Vater schlägt Fünfjährigen in Magengrube – Urteil

27.05.2026 – 19:48 UhrLesedauer: 2 Min.

Blaulicht (Symbolbild): Nach dem Schlag wurde die Polizei alarmiert. (Quelle: Daniel Vogl)

Ein Mann soll seinen Sohn aus der Kita abholen – und wird gewalttätig. Jetzt hat ein Gericht geurteilt.

Ein 45-jähriger Mann ist zu einer Geldstrafe von 4.200 Euro verurteilt worden, weil er seinen fünfjährigen Sohn vor dem Kindergarten in die Magengrube geschlagen hat. Das Amtsgericht Düsseldorf sprach den Mann am Dienstag der vorsätzlichen Körperverletzung schuldig.

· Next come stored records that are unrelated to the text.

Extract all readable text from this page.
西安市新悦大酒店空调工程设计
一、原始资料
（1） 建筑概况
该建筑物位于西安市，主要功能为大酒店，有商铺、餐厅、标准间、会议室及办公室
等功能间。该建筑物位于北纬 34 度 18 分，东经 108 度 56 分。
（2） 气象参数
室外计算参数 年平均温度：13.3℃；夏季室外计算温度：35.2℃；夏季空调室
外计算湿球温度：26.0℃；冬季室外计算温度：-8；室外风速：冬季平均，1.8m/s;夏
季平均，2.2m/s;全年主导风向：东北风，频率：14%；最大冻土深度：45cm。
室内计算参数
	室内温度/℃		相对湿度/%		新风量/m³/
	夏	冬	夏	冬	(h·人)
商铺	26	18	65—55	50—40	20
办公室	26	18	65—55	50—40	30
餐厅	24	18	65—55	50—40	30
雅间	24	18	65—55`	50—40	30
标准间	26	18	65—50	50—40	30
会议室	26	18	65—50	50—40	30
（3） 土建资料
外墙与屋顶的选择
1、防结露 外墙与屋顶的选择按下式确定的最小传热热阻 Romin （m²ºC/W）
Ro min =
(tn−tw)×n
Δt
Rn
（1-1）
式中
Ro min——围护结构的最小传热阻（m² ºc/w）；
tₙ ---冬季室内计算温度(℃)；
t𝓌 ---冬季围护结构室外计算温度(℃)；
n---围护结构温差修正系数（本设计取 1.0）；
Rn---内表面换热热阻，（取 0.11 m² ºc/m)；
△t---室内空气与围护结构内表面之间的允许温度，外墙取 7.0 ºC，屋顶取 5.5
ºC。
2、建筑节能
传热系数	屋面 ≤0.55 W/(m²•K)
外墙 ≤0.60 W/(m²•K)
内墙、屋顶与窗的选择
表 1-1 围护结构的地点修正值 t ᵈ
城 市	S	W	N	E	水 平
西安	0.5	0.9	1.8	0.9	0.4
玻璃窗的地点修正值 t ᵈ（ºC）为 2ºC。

Der Vorfall ereignete sich am 12. Dezember 2024 in Düsseldorf. Die Mutter hatte zuvor versucht, den Sohn aus der Einrichtung zu bewegen – er habe sich aber geweigert. Deswegen habe sie ihren Mann gebeten, zu helfen.

Alles Folgende ist auf Bildern der Überwachungskamera aufgezeichnet: Der Vater möchte seinem Kind eine Jacke anziehen, es weigert sich aber. Daraufhin schlägt der 45-Jährige zu. Der Junge krümmt sich im Anschluss vor Schmerzen und fällt mehrfach hin.

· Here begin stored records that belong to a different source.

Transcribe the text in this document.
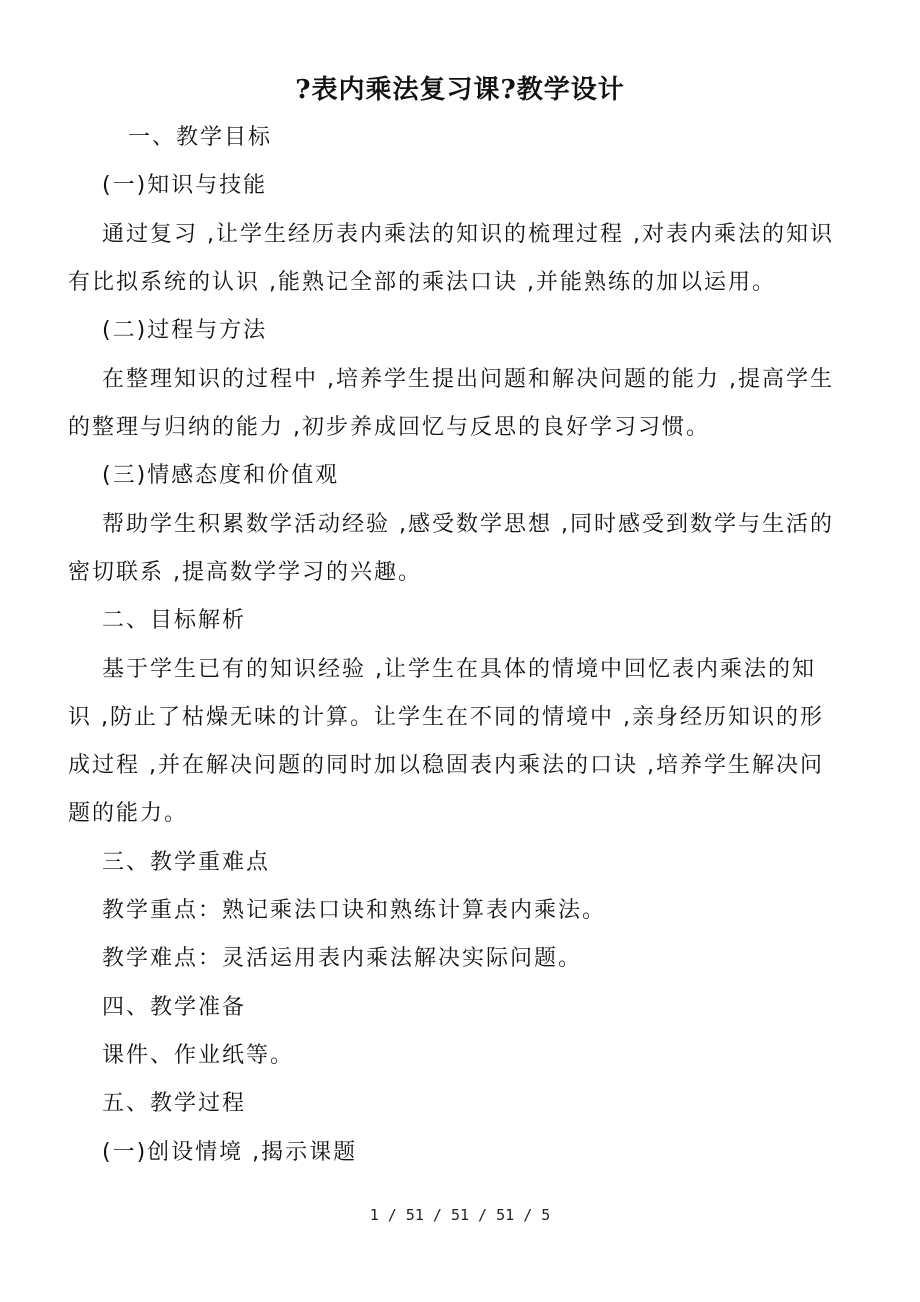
?表内乘法复习课?教学设计
一、教学目标
(一)知识与技能
通过复习 ,让学生经历表内乘法的知识的梳理过程 ,对表内乘法的知识
有比拟系统的认识 ,能熟记全部的乘法口诀 ,并能熟练的加以运用。
(二)过程与方法
在整理知识的过程中 ,培养学生提出问题和解决问题的能力 ,提高学生
的整理与归纳的能力 ,初步养成回忆与反思的良好学习习惯。
(三)情感态度和价值观
帮助学生积累数学活动经验 ,感受数学思想 ,同时感受到数学与生活的
密切联系 ,提高数学学习的兴趣。
二、目标解析
基于学生已有的知识经验 ,让学生在具体的情境中回忆表内乘法的知
识 ,防止了枯燥无味的计算。让学生在不同的情境中 ,亲身经历知识的形
成过程 ,并在解决问题的同时加以稳固表内乘法的口诀 ,培养学生解决问
题的能力。
三、教学重难点
教学重点：熟记乘法口诀和熟练计算表内乘法。
教学难点：灵活运用表内乘法解决实际问题。
四、教学准备
课件、作业纸等。
五、教学过程
(一)创设情境 ,揭示课题
1 / 51 / 51 / 51 / 5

Kind lebt nicht mehr bei seinen Eltern

Ein Mitarbeiter der Sicherheitsfirma hatte die Überwachungsbilder gesehen und alarmierte die Leitung der Kita. Sie riefen daraufhin die Polizei.

Der Mann hatte im Prozess die Tat eingeräumt – laut Anklage hatte er die Tat jedoch zunächst abgestritten. Das Urteil ist noch nicht rechtskräftig. Wie der WDR berichtet, soll der Vater außerdem vor Zeugen erklärt haben, dass sein Sohn ihn zu erst geschlagen habe und dass er seine Mutter ständig schlage.

Wie der Verteidiger erklärte, lebt der Junge inzwischen bei seinen Großeltern. Die beiden Eltern haben demnach nur noch begleitenden Umgang mit dem Kind. Laut Verteidiger hat sich der Mann inzwischen professionelle Hilfe gesucht und besucht einen Antigewaltkurs für Eltern.